“ Amara.”

The broken plea replays in my mind for hours.

It was easy enough to find a car with keys still in the ignition, harder to find one that would start. The first car took me as far as Evanswood, then I walked until I found another. The second car took me to the outskirts of the city, and the final one to the door of the AIA. The daemons that braved the sunlight were easy to kill, my anger fuelling every move, the sound of their flesh sizzling giving me satisfaction.

I didn’t care about attracting attention anymore. All I knew was that I needed to get back to the city. Back to the AIA. Back to Xavier.

Xavier, the director of the AIA, my friend, my family.

There’s so much that he needs to know about the war. If nothing else, I need to be with someone I trust. Though will he still be that person to me when he finds out the truth? If I am who they think I am, perhaps Xavier will drive his dagger through my chest before I can turn into a monster like the rest of them.

I’d happily let him do so.

The sound of Nathaniel’s body crumpling to the ground plays over and over again, guilt nagging at my conscience. I left him there to bleed to death.

No, not death. He’s an archangel. He will heal.

The days we spent together feel like a dream, the version of him that I came to know and respect shadowed by the truth. It was all a lie, a means to an end.

I shared things with him that I had never shared with anyone, felt closer to him than I’d felt to anyone. I called him my friend. I laugh at the thought. What a fool I’ve been.

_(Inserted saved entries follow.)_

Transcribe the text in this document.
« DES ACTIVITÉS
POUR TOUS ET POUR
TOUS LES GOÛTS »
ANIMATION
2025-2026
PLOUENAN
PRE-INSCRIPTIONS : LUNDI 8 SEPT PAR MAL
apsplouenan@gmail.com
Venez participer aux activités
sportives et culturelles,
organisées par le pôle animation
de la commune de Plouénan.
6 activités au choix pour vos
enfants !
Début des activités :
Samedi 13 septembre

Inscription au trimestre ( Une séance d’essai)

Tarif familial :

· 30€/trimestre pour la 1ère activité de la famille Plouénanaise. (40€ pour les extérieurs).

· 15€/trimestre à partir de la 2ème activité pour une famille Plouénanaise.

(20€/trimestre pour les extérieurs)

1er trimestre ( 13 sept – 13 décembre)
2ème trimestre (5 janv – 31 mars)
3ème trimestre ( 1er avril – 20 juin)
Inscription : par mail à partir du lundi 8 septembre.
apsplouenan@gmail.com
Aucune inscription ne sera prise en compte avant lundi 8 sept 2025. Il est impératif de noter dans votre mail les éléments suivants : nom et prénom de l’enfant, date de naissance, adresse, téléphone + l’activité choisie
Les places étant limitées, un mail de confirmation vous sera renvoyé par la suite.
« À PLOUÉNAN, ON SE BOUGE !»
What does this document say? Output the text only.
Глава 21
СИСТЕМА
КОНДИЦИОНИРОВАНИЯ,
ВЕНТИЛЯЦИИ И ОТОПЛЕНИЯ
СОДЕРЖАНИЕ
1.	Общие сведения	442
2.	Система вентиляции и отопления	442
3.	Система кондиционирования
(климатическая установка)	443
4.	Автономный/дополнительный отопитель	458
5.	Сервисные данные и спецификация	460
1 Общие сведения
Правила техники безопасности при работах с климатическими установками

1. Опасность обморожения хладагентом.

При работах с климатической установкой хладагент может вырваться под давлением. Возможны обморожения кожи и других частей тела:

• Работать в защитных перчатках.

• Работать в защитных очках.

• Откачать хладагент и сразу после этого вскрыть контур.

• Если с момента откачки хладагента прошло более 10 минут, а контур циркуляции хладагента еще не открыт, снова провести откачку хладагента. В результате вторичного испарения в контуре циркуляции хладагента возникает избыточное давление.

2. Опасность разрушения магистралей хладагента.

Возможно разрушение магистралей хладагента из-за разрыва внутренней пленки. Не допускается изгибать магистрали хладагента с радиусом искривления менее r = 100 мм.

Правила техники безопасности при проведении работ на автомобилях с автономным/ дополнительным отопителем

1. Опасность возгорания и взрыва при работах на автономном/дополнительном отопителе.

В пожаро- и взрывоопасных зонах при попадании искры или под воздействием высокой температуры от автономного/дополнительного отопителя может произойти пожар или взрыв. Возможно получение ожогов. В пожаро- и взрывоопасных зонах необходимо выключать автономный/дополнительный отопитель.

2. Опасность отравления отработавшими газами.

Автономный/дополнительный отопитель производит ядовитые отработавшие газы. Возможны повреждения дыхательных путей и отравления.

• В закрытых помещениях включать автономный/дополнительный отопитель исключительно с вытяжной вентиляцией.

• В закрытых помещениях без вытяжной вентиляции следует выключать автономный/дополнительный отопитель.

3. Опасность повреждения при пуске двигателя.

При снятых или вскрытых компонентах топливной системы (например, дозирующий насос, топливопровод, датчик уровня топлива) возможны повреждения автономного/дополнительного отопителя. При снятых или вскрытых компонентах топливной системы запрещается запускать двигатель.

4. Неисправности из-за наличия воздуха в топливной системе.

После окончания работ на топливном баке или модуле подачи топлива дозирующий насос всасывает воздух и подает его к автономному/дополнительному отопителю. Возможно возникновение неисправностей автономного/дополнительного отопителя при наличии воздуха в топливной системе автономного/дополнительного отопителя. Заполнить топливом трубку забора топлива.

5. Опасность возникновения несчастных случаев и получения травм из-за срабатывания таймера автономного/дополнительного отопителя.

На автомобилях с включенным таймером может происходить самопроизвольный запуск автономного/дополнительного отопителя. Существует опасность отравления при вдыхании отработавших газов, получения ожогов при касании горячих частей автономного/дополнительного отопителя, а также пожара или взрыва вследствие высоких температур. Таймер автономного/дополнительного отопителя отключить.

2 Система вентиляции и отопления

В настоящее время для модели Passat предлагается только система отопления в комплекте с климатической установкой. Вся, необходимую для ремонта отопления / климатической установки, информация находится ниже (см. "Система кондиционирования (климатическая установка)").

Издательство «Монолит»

I feel more of a fool for falling for the archangel’s deceit than I do for Jeremiah’s charade. He manipulated my mind; he cast shadows over my thoughts until they no longer belonged to me. I have something to blame for falling for his lie.

With the archangel, I have no one to blame but myself. My own twisted fantasy that the leader of Aetheria and a human soldier could be anything more than enemies.

You’re not human.

That pesky voice in the back of my mind continues to harass me. To add fuel to the fire of the lies that the archangel spun.

An image of a beautiful woman with golden hair flashes through my mind. She smiles down at me with love in her eyes.

Your mother.

The memory Nathaniel fed me has haunted me ever since, but I refuse to take note of it. I refuse to face the voice in my head that tells me the truth. That voice is not welcome here, thank you very much. It’s my brain, and I reserve the right to refuse service to anyone. This brain is closed for business today.

Ever since I stepped out that door, I’ve felt myself come closer and closer to breaking point. With each passing day the vault of my emotions has threatened to burst, to crush me from the inside out. At the warehouse, I was close. As Jeremiah’s lies unravelled before me, I felt pain unlike anything I’d ever felt before. The only thing that held me together, that is still keeping me in one piece, is the anger that overtook it.

I should’ve known that they were both liars. I should’ve seen through the facade. I wonder how I never noticed even a single crack in my relationship. How did I never see anything unusual?

I mean, for worlds’ sake, Jeremy had no friends, no family. I knew next to nothing about his job. The man was a giant walking question mark. Why did that not seem like a red flag to me?

Oh, I know! Because he told my mind to not to question it, so I didn’t.

For two years I thought I was falling in love with this man, but that’s exactly what it was. A thought, fed to me by the man who pulled my strings.

Even if it is true, even if I am the archangels’ daughter, does it make it all worth it? The heartbreak, the betrayal – does that make it okay?

Despite driving most of the way, it takes me nearly the whole day to reach the AIA. As soon as I step foot back in the city, the atmosphere changes completely. People fill the streets, the familiar rush that occurs near sunset everyday.

A week ago, this would’ve seemed normal to me. I would’ve thought that if they made it home in time, they’d be safe. Now, it seems naive and absurd that people are just living their lives. That we’ve just accepted this new reality. That we just stopped fighting.

I cross my fingers that I’m able to catch Xavier before he heads home for the day.

I run for the agency’s doors, noting that no one walks out of them. Every other road is full of people making their commute home from work, but not here. The street is empty, the doors of the AIA not having opened once.

A familiar feeling of dread twists in my stomach.

The glass on the front door has been shattered completely, the floor beneath it covered with shards. My stomach drops.

A note is taped to the frame that remains.

You should’ve come willingly.

I’ll let your friend live in exchange for your surrender.

Follow the bodies and you’ll find me.